In today’s connected world, network intrusions and breaches have become a way of life, as hackers and cybercriminals work constantly to discover and exploit vulnerabilities. Because businesses of all sizes rely on their IT infrastructure to a growing degree, technology providers are working just as hard to stay ahead of would-be attackers. However, it’s difficult if not impossible to eliminate every potential threat. Therefore, it is highly likely that most organisations will suffer a breach at some point, introducing risks that can lead to business interruption, financial loss, reputational damage and more.

How we view and evaluate cybersecurity

In light of these realities and the potential fallout of network breaches, it is time to change the way we as an industry view and evaluate cybersecurity. Rather than seeing the technologies and practices for securing networks from a cost perspective, we must instead carefully consider the value of cybersecurity through the lens of the damage and potential liabilities of a breach caused by cybersecurity failures.

Traditional cost-centered views of cybersecurity are not only outdated but are also inaccurate, as securing the network begins far before the implementation of a cybersecurity solution – with best practices including a number of basic precautions that do not require major investments.

Security passwords and credentials

One of the most effective measures security professionals can take to decrease the likelihood that an IP device will be a hacker’s point of entry to a network is also one of the most basic: change default passwords. But as straightforward and obvious as this may be, the truth is that many networked surveillance cameras and other security technologies deployed in the field are still using default settings. Some estimates put their number of these IP devices in the hundreds of thousands.

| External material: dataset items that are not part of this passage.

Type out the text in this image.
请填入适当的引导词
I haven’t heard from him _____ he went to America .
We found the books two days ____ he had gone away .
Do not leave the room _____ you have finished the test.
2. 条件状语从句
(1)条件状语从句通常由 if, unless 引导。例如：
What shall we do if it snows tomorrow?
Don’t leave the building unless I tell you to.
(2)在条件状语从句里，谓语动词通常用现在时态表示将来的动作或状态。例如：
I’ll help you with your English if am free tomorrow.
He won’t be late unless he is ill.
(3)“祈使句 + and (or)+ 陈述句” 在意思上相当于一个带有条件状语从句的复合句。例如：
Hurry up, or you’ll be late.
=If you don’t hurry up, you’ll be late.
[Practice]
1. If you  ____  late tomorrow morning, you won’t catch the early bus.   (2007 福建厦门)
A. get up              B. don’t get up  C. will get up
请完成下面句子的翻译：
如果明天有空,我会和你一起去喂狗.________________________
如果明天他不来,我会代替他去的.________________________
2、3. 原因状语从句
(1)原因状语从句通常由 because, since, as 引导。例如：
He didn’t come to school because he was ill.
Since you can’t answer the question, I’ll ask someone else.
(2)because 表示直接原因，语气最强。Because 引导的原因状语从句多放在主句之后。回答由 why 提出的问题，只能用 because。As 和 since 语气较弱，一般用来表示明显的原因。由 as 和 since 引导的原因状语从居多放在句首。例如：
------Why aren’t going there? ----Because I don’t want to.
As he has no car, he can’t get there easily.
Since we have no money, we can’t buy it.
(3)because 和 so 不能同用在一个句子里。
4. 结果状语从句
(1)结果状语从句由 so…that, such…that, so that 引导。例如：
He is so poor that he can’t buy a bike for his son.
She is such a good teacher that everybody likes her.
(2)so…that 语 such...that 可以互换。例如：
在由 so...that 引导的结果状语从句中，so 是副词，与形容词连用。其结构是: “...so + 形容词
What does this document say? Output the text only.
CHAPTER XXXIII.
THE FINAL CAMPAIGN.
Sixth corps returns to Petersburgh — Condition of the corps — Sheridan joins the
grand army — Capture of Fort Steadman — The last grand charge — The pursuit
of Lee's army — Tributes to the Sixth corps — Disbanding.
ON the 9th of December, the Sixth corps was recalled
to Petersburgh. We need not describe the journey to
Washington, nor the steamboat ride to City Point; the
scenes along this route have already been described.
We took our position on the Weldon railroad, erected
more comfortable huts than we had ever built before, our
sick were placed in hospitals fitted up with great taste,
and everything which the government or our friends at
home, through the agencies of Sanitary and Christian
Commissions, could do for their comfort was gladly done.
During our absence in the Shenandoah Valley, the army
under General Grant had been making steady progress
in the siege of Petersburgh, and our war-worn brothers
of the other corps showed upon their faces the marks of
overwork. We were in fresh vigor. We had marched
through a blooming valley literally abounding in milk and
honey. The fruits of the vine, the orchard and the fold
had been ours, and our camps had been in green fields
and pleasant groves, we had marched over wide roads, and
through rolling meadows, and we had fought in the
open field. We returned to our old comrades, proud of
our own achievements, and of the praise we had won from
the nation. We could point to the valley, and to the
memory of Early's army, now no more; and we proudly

The truth is that many networked surveillance cameras and other security technologies deployed in
the field are still using
default settings 

Cyber criminals know that there are websites dedicated to listing known default passwords for any number of branded IP devices, including cameras, access control hardware and more. This means these devices are essentially broadcasting to anyone who wants to put forth the effort it would take to access them. Not surprisingly, when hackers attempt to compromise a device, the first thing they try is the default password with an unbelievably high rate of success.

The only reason this risk exists is because installers and/or end users far too often fail to take the incredibly simple step of creating new passwords for IP devices when they are deployed. This is both unacceptable and unnecessary.

Segmented surveillance networks

Another critical step organisations can take to protect their IP cameras, recorders and other security devices from intrusion is to isolate the security surveillance network from networks used for general operations. Physically or virtually separating your security surveillance network from the general, internet-facing network prevents hackers from accessing surveillance systems, helping to protect your valuable, sensitive information.

For achieving this segmentation, virtual LANs are recommended. These networks separate traffic between surveillance systems and other devices on the network.

Tampering detection technology should also be employed to quickly detect any unauthorised access
Organisations can protect their security devices from intrusion by isolating the security surveillance network from general operations networks

Physical access tampering

Surprisingly, not all network intrusions are committed remotely by hackers using sophisticated technologies and methods to remotely gain access. Cybercriminals have considerable expertise in breaking into facilities and often begin their crimes with physical access to the systems they are looking to compromise. 

With physical access, individuals can reset any IP device to defaults, allowing new settings to be configured and security to be compromised. The first step in preventing this from happening is to install devices in locations where they cannot be reached easily, preferably within appropriate vandal-resistant housing that prevents physical access and damage. Tampering detection technology should also be employed to quickly detect any unauthorised access, and any cabling should be run through conduits or behind or through walls to prevent them from being unplugged or otherwise intercepted.

This is also where the entire physical security programme, from access control to guards to software, provides protection for itself in addition to protecting the organisation’s premises and personnel.

Monitored user permissions

Another technique for preventing unwarranted or unauthorised access to data and settings is for organisations to restrict user permissions for both local and remotely connections to networks or devices.

A best practice for applying user permissions is the least privilege principle, which limits the features users may access to the minimum users require to perform their necessary functions. Additionally, any guest access to networks or devices should enable very limited functionality and access.

It is imperative that security professionals and/or end users ensure surveillance systems are up to date

Identify and exploit software vulnerabilities

A common approach hackers employ is to identify and exploit software vulnerabilities, relying especially on versions that have not been updated to improve security. Once a vulnerability has been found, it is quickly shared online, which opens the door for multiple individuals to easily access devices running outdated firmware and potentially gain access to the network itself. Recognising this, software providers continually release updates that deliver improvements to close these open doors and protect users from unauthorised intrusions.

However, no update can be effective if it isn’t installed, which is often the case, leaving devices and networks vulnerable to attacks. It is imperative that security professionals and/or end users ensure surveillance systems are up to date. All it takes is a few clicks to improve the cybersecurity protection of devices and networks.

Effective cybersecurity tactics

Unfortunately, network intrusions are here to stay and given the increasing sophistication of the tools and tactics hackers employ, the problem will only get worse. In the security industry, we must shift our view of cybersecurity away from costs and consider the value of preventing breaches. By employing some very basic but effective tactics, organisations can substantially increase the security of their networks and help to protect the sensitive data and assets they contain.